Dopo averlo presentato, insieme alla rivale (nel film) Elena Sofia Ricci, sul palco del Festival di Sanremo, lo sta ora accompagnando in giro per l’Italia: “Volare” racconta una delle sue vere paure e come ha deciso di affrontarla.
«Ho scoperto che è molto comune aver paura del volo: io ho provato a superarlo - ma non so se ci sono riuscita del tutto - e mi divertiva molto l’idea di raccontarlo: per questo ho voluto un bel gruppo di colleghi con me».
Margherita, dopo tanti film da attrice è la sua prima volta dietro la macchina da presa: come mai ora?
«Non era una mia priorità, lo ammetto. Con Doriana Leondeff e Antonio Leotti abbiamo scritto un testo a nostro parere divertente, che racconta una delle paure più diffuse al mondo. La protagonista si trova a condividere il suo terrore con un gruppo di sconosciuti, diversissimi da lei ma profondamente simili perché accomunati dallo stesso problema».

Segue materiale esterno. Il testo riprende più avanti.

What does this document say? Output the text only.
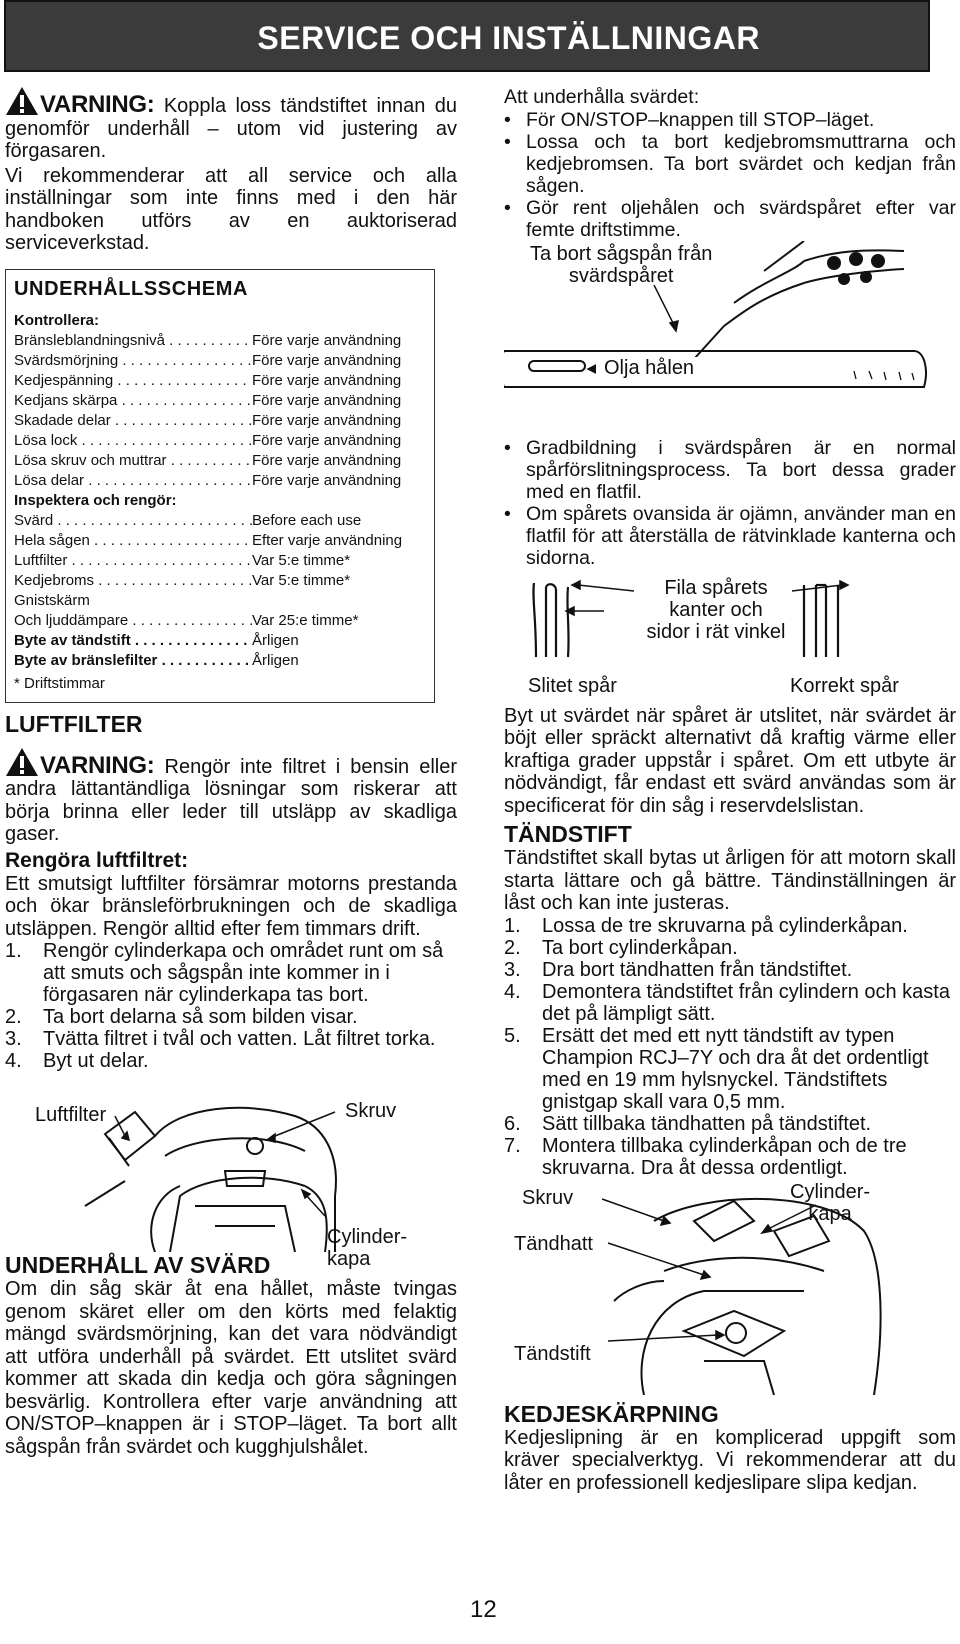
SERVICE OCH INSTÄLLNINGAR
VARNING: Koppla loss tändstiftet innan du genomför underhåll – utom vid justering av förgasaren.
Vi rekommenderar att all service och alla inställningar som inte finns med i den här handboken utförs av en auktoriserad serviceverkstad.
UNDERHÅLLSSCHEMA
Kontrollera:
Bränsleblandningsnivå . . .	Före varje användning
Svärdsmörjning . . .	Före varje användning
Kedjespänning . . .	Före varje användning
Kedjans skärpa . . .	Före varje användning
Skadade delar . . .	Före varje användning
Lösa lock . . .	Före varje användning
Lösa skruv och muttrar . . .	Före varje användning
Lösa delar . . .	Före varje användning
Inspektera och rengör:
Svärd . . .	Before each use
Hela sågen . . .	Efter varje användning
Luftfilter . . .	Var 5:e timme*
Kedjebroms . . .	Var 5:e timme*
Gnistskärm
Och ljuddämpare . . .	Var 25:e timme*
Byte av tändstift . . .	Årligen
Byte av bränslefilter . . .	Årligen
* Driftstimmar
LUFTFILTER
VARNING: Rengör inte filtret i bensin eller andra lättantändliga lösningar som riskerar att börja brinna eller leder till utsläpp av skadliga gaser.
Rengöra luftfiltret:
Ett smutsigt luftfilter försämrar motorns prestanda och ökar bränsleförbrukningen och de skadliga utsläppen. Rengör alltid efter fem timmars drift.
1.	Rengör cylinderkapa och området runt om så att smuts och sågspån inte kommer in i förgasaren när cylinderkapa tas bort.
2.	Ta bort delarna så som bilden visar.
3.	Tvätta filtret i tvål och vatten. Låt filtret torka.
4.	Byt ut delar.
Luftfilter	Skruv
Cylinder-
kapa
UNDERHÅLL AV SVÄRD
Om din såg skär åt ena hållet, måste tvingas genom skäret eller om den körts med felaktig mängd svärdsmörjning, kan det vara nödvändigt att utföra underhåll på svärdet. Ett utslitet svärd kommer att skada din kedja och göra sågningen besvärlig. Kontrollera efter varje användning att ON/STOP–knappen är i STOP–läget. Ta bort allt sågspån från svärdet och kugghjulshålet.
Att underhålla svärdet:
• För ON/STOP–knappen till STOP–läget.
• Lossa och ta bort kedjebromsmuttrarna och kedjebromsen. Ta bort svärdet och kedjan från sågen.
• Gör rent oljehålen och svärdspåret efter var femte driftstimme.
Ta bort sågspån från
svärdspåret
Olja hålen
• Gradbildning i svärdspåren är en normal spårförslitningsprocess. Ta bort dessa grader med en flatfil.
• Om spårets ovansida är ojämn, använder man en flatfil för att återställa de rätvinklade kanterna och sidorna.
Fila spårets
kanter och
sidor i rät vinkel
Slitet spår	Korrekt spår
Byt ut svärdet när spåret är utslitet, när svärdet är böjt eller spräckt alternativt då kraftig värme eller kraftiga grader uppstår i spåret. Om ett utbyte är nödvändigt, får endast ett svärd användas som är specificerat för din såg i reservdelslistan.
TÄNDSTIFT
Tändstiftet skall bytas ut årligen för att motorn skall starta lättare och gå bättre. Tändinställningen är låst och kan inte justeras.
1.	Lossa de tre skruvarna på cylinderkåpan.
2.	Ta bort cylinderkåpan.
3.	Dra bort tändhatten från tändstiftet.
4.	Demontera tändstiftet från cylindern och kasta det på lämpligt sätt.
5.	Ersätt det med ett nytt tändstift av typen Champion RCJ–7Y och dra åt det ordentligt med en 19 mm hylsnyckel. Tändstiftets gnistgap skall vara 0,5 mm.
6.	Sätt tillbaka tändhatten på tändstiftet.
7.	Montera tillbaka cylinderkåpan och de tre skruvarna. Dra åt dessa ordentligt.
Skruv	Cylinder-
kapa
Tändhatt
Tändstift
KEDJESKÄRPNING
Kedjeslipning är en komplicerad uppgift som kräver specialverktyg. Vi rekommenderar att du låter en professionell kedjeslipare slipa kedjan.
12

L’esperienza da regista è stata come la immaginava?
«L’ho affrontata in maniera naturale, senza enfatizzare troppo il ruolo. Naturalmente è stato faticoso ma devo dire non impossibile, anche perché mi sono trovata molto bene con gli attori e con la troupe».

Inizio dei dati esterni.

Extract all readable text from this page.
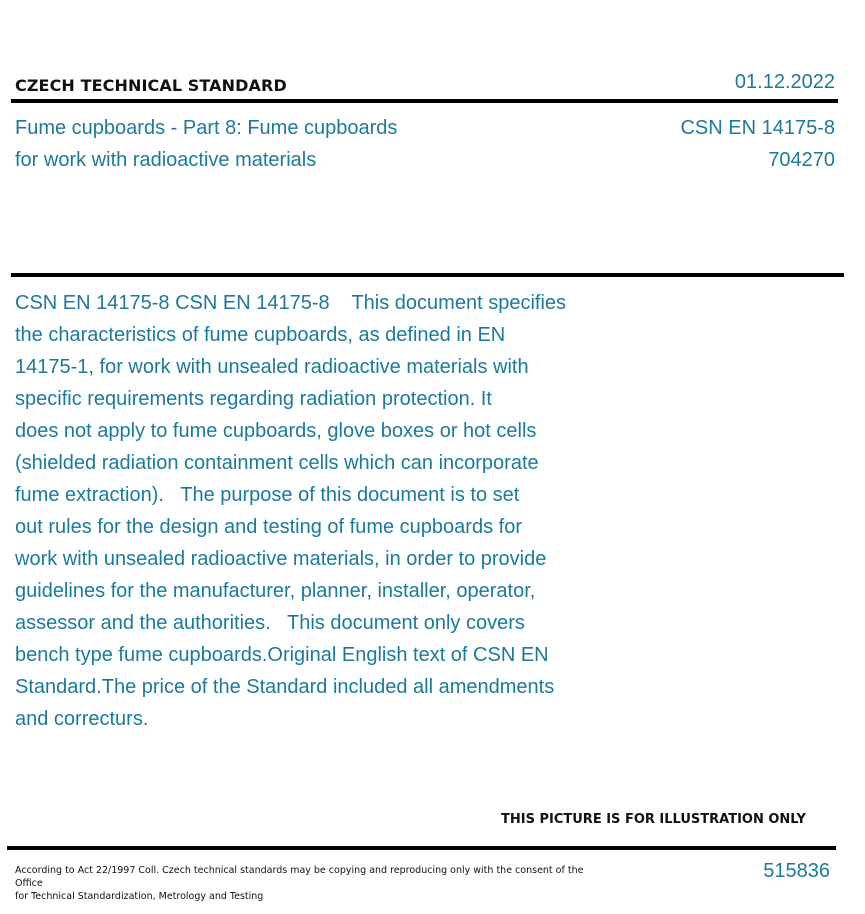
CZECH TECHNICAL STANDARD	01.12.2022
Fume cupboards - Part 8: Fume cupboards
for work with radioactive materials
CSN EN 14175-8
704270
CSN EN 14175-8 CSN EN 14175-8    This document specifies
the characteristics of fume cupboards, as defined in EN
14175-1, for work with unsealed radioactive materials with
specific requirements regarding radiation protection. It
does not apply to fume cupboards, glove boxes or hot cells
(shielded radiation containment cells which can incorporate
fume extraction).   The purpose of this document is to set
out rules for the design and testing of fume cupboards for
work with unsealed radioactive materials, in order to provide
guidelines for the manufacturer, planner, installer, operator,
assessor and the authorities.   This document only covers
bench type fume cupboards.Original English text of CSN EN
Standard.The price of the Standard included all amendments
and correcturs.
THIS PICTURE IS FOR ILLUSTRATION ONLY
According to Act 22/1997 Coll. Czech technical standards may be copying and reproducing only with the consent of the Office
for Technical Standardization, Metrology and Testing
515836
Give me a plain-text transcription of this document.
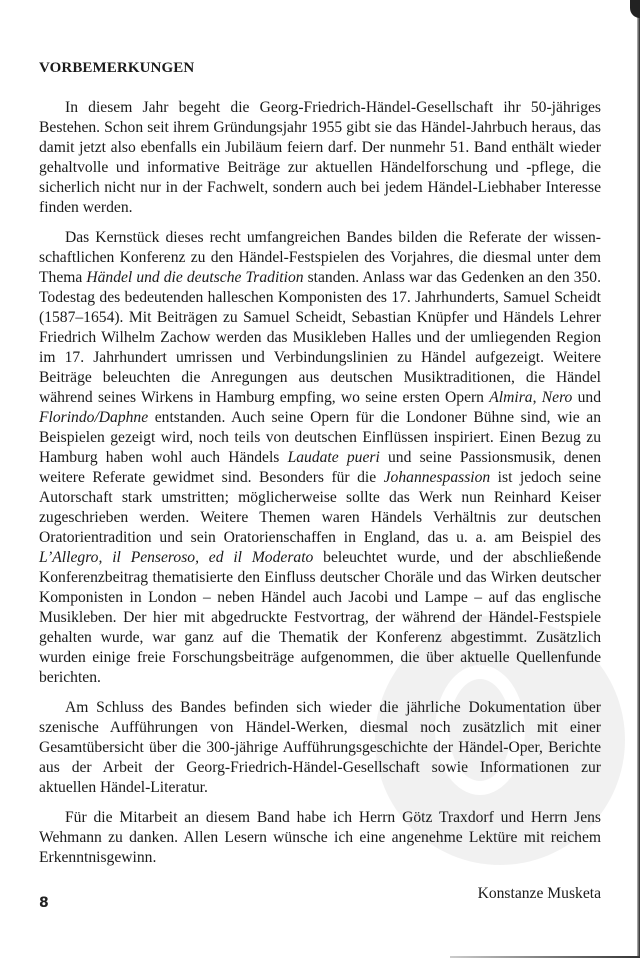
VORBEMERKUNGEN

In diesem Jahr begeht die Georg-Friedrich-Händel-Gesellschaft ihr 50-jähriges Bestehen. Schon seit ihrem Gründungsjahr 1955 gibt sie das Händel-Jahrbuch heraus, das damit jetzt also ebenfalls ein Jubiläum feiern darf. Der nunmehr 51. Band enthält wieder gehaltvolle und informative Beiträge zur aktuellen Händelforschung und -pflege, die sicherlich nicht nur in der Fachwelt, sondern auch bei jedem Händel-Liebhaber Interesse finden werden.

Das Kernstück dieses recht umfangreichen Bandes bilden die Referate der wissenschaftlichen Konferenz zu den Händel-Festspielen des Vorjahres, die diesmal unter dem Thema Händel und die deutsche Tradition standen. Anlass war das Gedenken an den 350. Todestag des bedeutenden halleschen Komponisten des 17. Jahrhunderts, Samuel Scheidt (1587–1654). Mit Beiträgen zu Samuel Scheidt, Sebastian Knüpfer und Händels Lehrer Friedrich Wilhelm Zachow werden das Musikleben Halles und der umliegenden Region im 17. Jahrhundert umrissen und Verbindungslinien zu Händel aufgezeigt. Weitere Beiträge beleuchten die Anregungen aus deutschen Musiktraditionen, die Händel während seines Wirkens in Hamburg empfing, wo seine ersten Opern Almira, Nero und Florindo/Daphne entstanden. Auch seine Opern für die Londoner Bühne sind, wie an Beispielen gezeigt wird, noch teils von deutschen Einflüssen inspiriert. Einen Bezug zu Hamburg haben wohl auch Händels Laudate pueri und seine Passionsmusik, denen weitere Referate gewidmet sind. Besonders für die Johannespassion ist jedoch seine Autorschaft stark umstritten; möglicherweise sollte das Werk nun Reinhard Keiser zugeschrieben werden. Weitere Themen waren Händels Verhältnis zur deutschen Oratorientradition und sein Oratorienschaffen in England, das u. a. am Beispiel des L’Allegro, il Penseroso, ed il Moderato beleuchtet wurde, und der abschließende Konferenzbeitrag thematisierte den Einfluss deutscher Choräle und das Wirken deutscher Komponisten in London – neben Händel auch Jacobi und Lampe – auf das englische Musikleben. Der hier mit abgedruckte Festvortrag, der während der Händel-Festspiele gehalten wurde, war ganz auf die Thematik der Konferenz abgestimmt. Zusätzlich wurden einige freie Forschungsbeiträge aufgenommen, die über aktuelle Quellenfunde berichten.

Am Schluss des Bandes befinden sich wieder die jährliche Dokumentation über szenische Aufführungen von Händel-Werken, diesmal noch zusätzlich mit einer Gesamtübersicht über die 300-jährige Aufführungsgeschichte der Händel-Oper, Berichte aus der Arbeit der Georg-Friedrich-Händel-Gesellschaft sowie Informationen zur aktuellen Händel-Literatur.

Für die Mitarbeit an diesem Band habe ich Herrn Götz Traxdorf und Herrn Jens Wehmann zu danken. Allen Lesern wünsche ich eine angenehme Lektüre mit reichem Erkenntnisgewinn.

Konstanze Musketa
8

Accanto a lei un cast corale in cui appaiono anche Anna Bonaiuto, Giulia Michelini, Francesco Colella e sua figlia Caterina De Angelis: come li ha scelti?
«La maggior parte di loro li conoscevo già, li avevo ancor prima pensati mentre scrivevo e hanno aderito tutti, sono stata fortunata. Ho fatto i provini solo per alcuni ruoli con colleghi che conoscevo meno come Hamed Afiene e Matteo Oscar Giuggioli. Hanno tutti anche tenuto duro con me, nei film ci sono sempre momenti difficili ma loro mi sono rimasti fedeli, è stato importante».
Oggi torna a Torino, città in cui è spesso ospite e in cui ha anche iniziato la sua carriera: che ricordi ne ha?
«Ricordo che era il 1986, ho partecipato giovanissima a una serie tv che si intitolava “Diciottanni - Versilia 1966”, i cui interni si giravano a Torino negli studi Rai, era una delle prime produzioni anche per loro. Ero stata come “deportata” sotto la Mole per questo lavoro e mi avevano messo a dormire in un quartiere in cui mi dicevano si facessero esorcismi e cose simili... avevo una paura pazzesca a rientrare a casa. Poi per fortuna sono tornata tante altre volte in condizioni migliori».